The periodic table is central to chemistry and after one and half century of life it became one of the indispensable tools for science and an icon for scientific inquiry. Although until now mathematicians have little to say on the periodic table, the mathematical chemistry is an expanding interdisciplinary area. Recent works have shown the importance of the underlying mathematics of the periodic table in diverse areas such as group theory, topology, information theory and, of course, quantum mechanics. This introductory talk intends to make a short introduction to some mathematical aspects related to the periodic table, from a mathematician perspective. 

The periodic table: The power of systematisation. The importance of precision
Manuel Yáñez and Otilia Mo (Universidad Autónoma de Madrid)

One hundred and fifty years ago the first important systematization in the realm of chemistry was done, ordering the elements in terms of its atomic mass. This first attempt was crucial even though not totally correct. A better knowledge of the atomic structure improved this initial systematization in terms of the number of electrons; but a real understanding of the periodicity in the atomic properties was possible only when the mathematical functions describing the electrons within an atom were obtained. The use of the variational principle looking for the minimal energy of an atomic and molecular system was the engine behind this understanding, though soon it became also clear that, in some specific cases, second order properties could be not adequately described even if the precision got for the energy was large. Magnetic properties are a good example, or the singularity of the elements of the first row of the periodic table with respect to the others within the same group. Some of these questions will be analyzed in our presentation.

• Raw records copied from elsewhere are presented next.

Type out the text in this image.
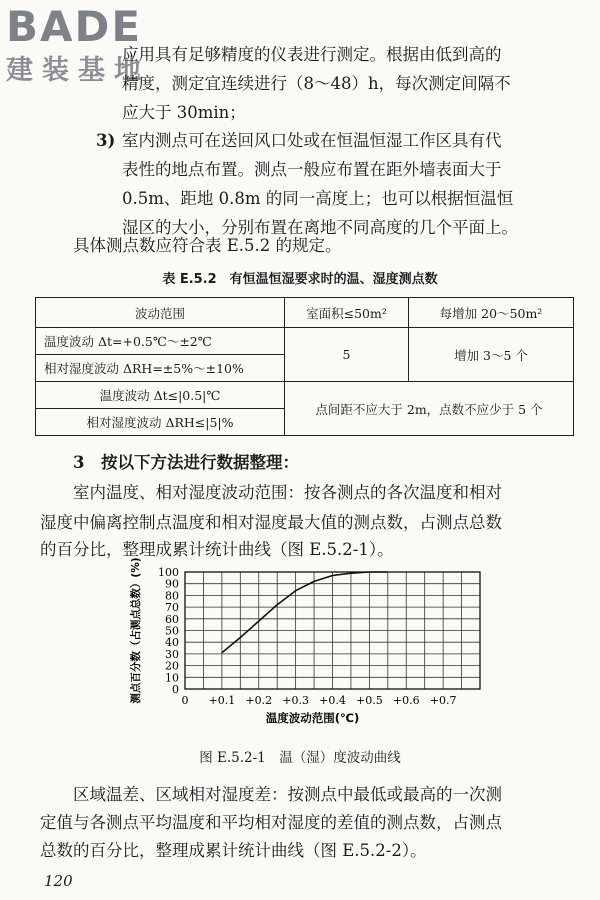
BADE
建装基地

应用具有足够精度的仪表进行测定。根据由低到高的

精度，测定宜连续进行（8～48）h，每次测定间隔不

应大于 30min；

3) 室内测点可在送回风口处或在恒温恒湿工作区具有代

表性的地点布置。测点一般应布置在距外墙表面大于

0.5m、距地 0.8m 的同一高度上；也可以根据恒温恒

湿区的大小，分别布置在离地不同高度的几个平面上。

具体测点数应符合表 E.5.2 的规定。

表 E.5.2　有恒温恒湿要求时的温、湿度测点数
波动范围	室面积≤50m²	每增加 20～50m²
温度波动 Δt=+0.5℃～±2℃	5	增加 3～5 个
相对湿度波动 ΔRH=±5%～±10%		
温度波动 Δt≤|0.5|℃	点间距不应大于 2m，点数不应少于 5 个	
相对湿度波动 ΔRH≤|5|%		

3　按以下方法进行数据整理：

室内温度、相对湿度波动范围：按各测点的各次温度和相对

湿度中偏离控制点温度和相对湿度最大值的测点数，占测点总数

的百分比，整理成累计统计曲线（图 E.5.2-1）。

0
10
20
30
40
50
60
70
80
90
100
0 +0.1 +0.2 +0.3 +0.4 +0.5 +0.6 +0.7
温度波动范围(℃)
测点百分数（占测点总数）(%)
图 E.5.2-1　温（湿）度波动曲线

区域温差、区域相对湿度差：按测点中最低或最高的一次测

定值与各测点平均温度和平均相对湿度的差值的测点数，占测点

总数的百分比，整理成累计统计曲线（图 E.5.2-2）。

120
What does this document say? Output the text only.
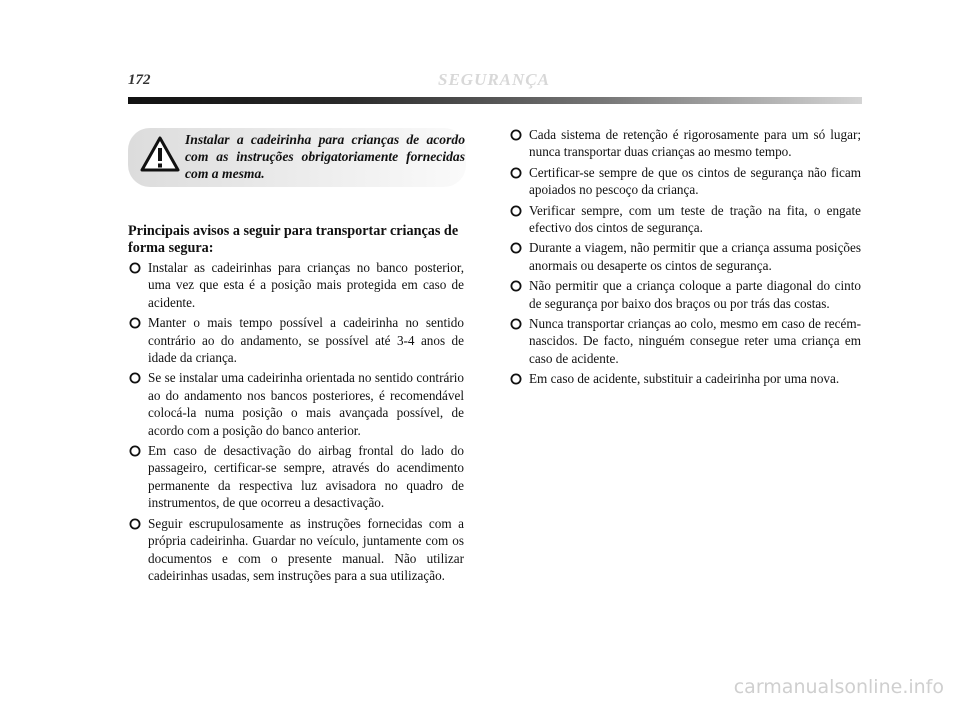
172	SEGURANÇA
Instalar a cadeirinha para crianças de acordo com as instruções obrigatoriamente fornecidas com a mesma.

Principais avisos a seguir para transportar crianças de forma segura:

Instalar as cadeirinhas para crianças no banco posterior, uma vez que esta é a posição mais protegida em caso de acidente.
Manter o mais tempo possível a cadeirinha no sentido contrário ao do andamento, se possível até 3-4 anos de idade da criança.
Se se instalar uma cadeirinha orientada no sentido contrário ao do andamento nos bancos posteriores, é recomendável colocá-la numa posição o mais avançada possível, de acordo com a posição do banco anterior.
Em caso de desactivação do airbag frontal do lado do passageiro, certificar-se sempre, através do acendimento permanente da respectiva luz avisadora no quadro de instrumentos, de que ocorreu a desactivação.
Seguir escrupulosamente as instruções fornecidas com a própria cadeirinha. Guardar no veículo, juntamente com os documentos e com o presente manual. Não utilizar cadeirinhas usadas, sem instruções para a sua utilização.
Cada sistema de retenção é rigorosamente para um só lugar; nunca transportar duas crianças ao mesmo tempo.
Certificar-se sempre de que os cintos de segurança não ficam apoiados no pescoço da criança.
Verificar sempre, com um teste de tração na fita, o engate efectivo dos cintos de segurança.
Durante a viagem, não permitir que a criança assuma posições anormais ou desaperte os cintos de segurança.
Não permitir que a criança coloque a parte diagonal do cinto de segurança por baixo dos braços ou por trás das costas.
Nunca transportar crianças ao colo, mesmo em caso de recém-nascidos. De facto, ninguém consegue reter uma criança em caso de acidente.
Em caso de acidente, substituir a cadeirinha por uma nova.
carmanualsonline.info
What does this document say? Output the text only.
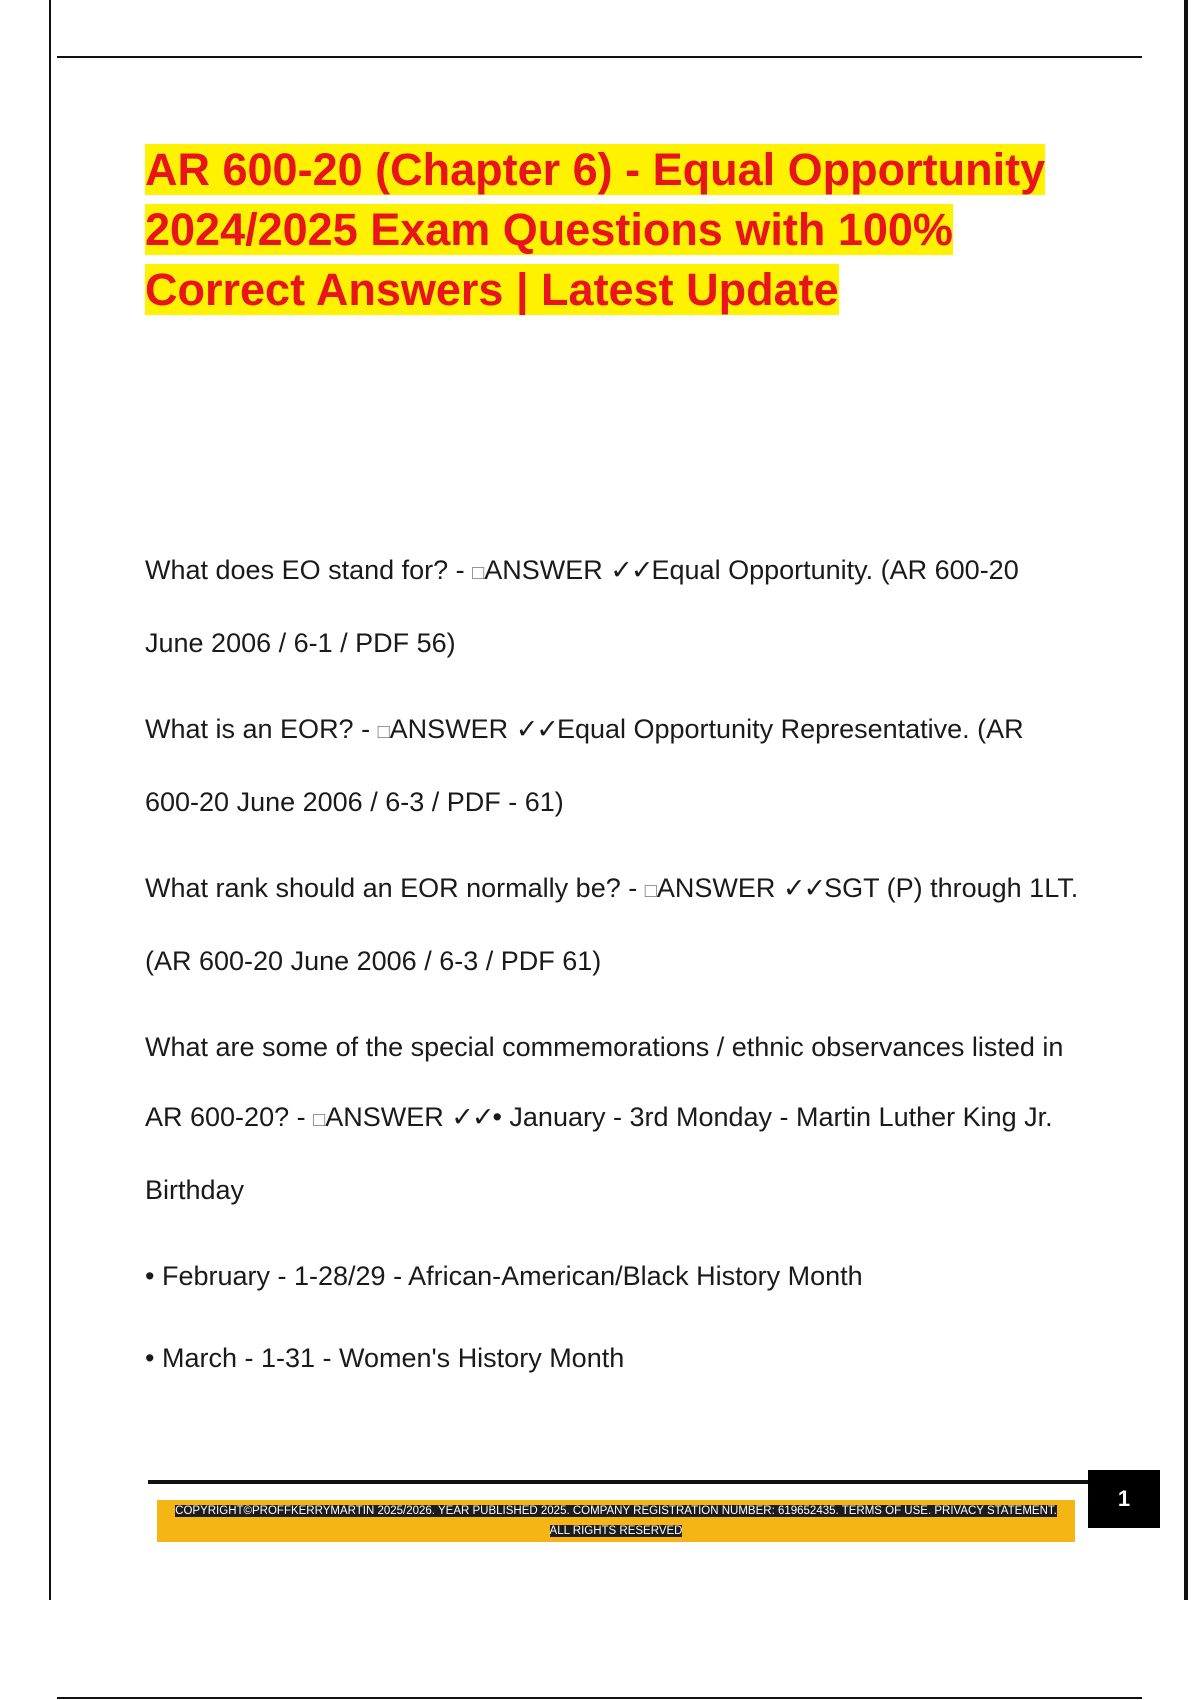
AR 600-20 (Chapter 6) - Equal Opportunity 2024/2025 Exam Questions with 100% Correct Answers | Latest Update

What does EO stand for? - □ANSWER ✓✓Equal Opportunity. (AR 600-20 June 2006 / 6-1 / PDF 56)

What is an EOR? - □ANSWER ✓✓Equal Opportunity Representative. (AR 600-20 June 2006 / 6-3 / PDF - 61)

What rank should an EOR normally be? - □ANSWER ✓✓SGT (P) through 1LT. (AR 600-20 June 2006 / 6-3 / PDF 61)

What are some of the special commemorations / ethnic observances listed in AR 600-20? - □ANSWER ✓✓• January - 3rd Monday - Martin Luther King Jr. Birthday

• February - 1-28/29 - African-American/Black History Month

• March - 1-31 - Women's History Month

COPYRIGHT©PROFFKERRYMARTIN 2025/2026. YEAR PUBLISHED 2025. COMPANY REGISTRATION NUMBER: 619652435. TERMS OF USE. PRIVACY STATEMENT. ALL RIGHTS RESERVED
1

The periodic table: Are atoms the bricks of molecules?
Adelino Galvão (ISTécnico/ULisboa)

Chemists are the architects of the electronic cloud to give it shape and function. Atomic nuclei are bare necessities (like rebars in concrete) to provide the external potential that hold and shape electrons within the molecule, but otherwise useless in what concerns its chemical properties. Those are defined, in the Quantum formalism, by a statistical distribution function that we believe can be expressed by a linear expansion in a basis of pre-existent atomic centered distribution functions. Time as proved that this approach must be completed with extra polarization and diffuse functions to get results within experimental accuracy. The shape of the wave function resulting from the overlap of so many different basis functions has no resemblance to the original atoms that made the molecule. For instance, in the C-O molecule how can one divide between C and O the charge density in the middle of the bond? Traditional chemical concepts like bonds, rings, nonbonding pairs, electrophilic, nucleophilic,. electronegativity, functional group, etc. are lost in the wave function formalism. Those can be recovered by proving that the wave function uniquely defines the charge density (and vice-versa) and both are uniquely defined by the external potential. We will show, by topological analysis of the charge density, how to recover the traditional chemical language, such as atoms, in a quantum formalism and precisely define what is an atom in a molecule.

The periodic table: Counting lattice points and atomic energies oscillations
Antonio Córdoba  (ICMAT and UAMadrid)

The purpose of this talk is to present an oscillatory term appearing in the nonrelativistic theory of large atoms. To account for chemical phenomena, one wants a very accurate determination of their ground state energies and its analogue for molecules. Unfortunately, such great accuracy is more than we can achieve today. Nevertheless, there are some results involving an almost periodic trigonometric sum related with the understanding of the periodic table from first principles of Quantum Mechanics. It is a sum reminiscent of those appearing in Number Theory when we try to count Lattice Points inside circles or spheres.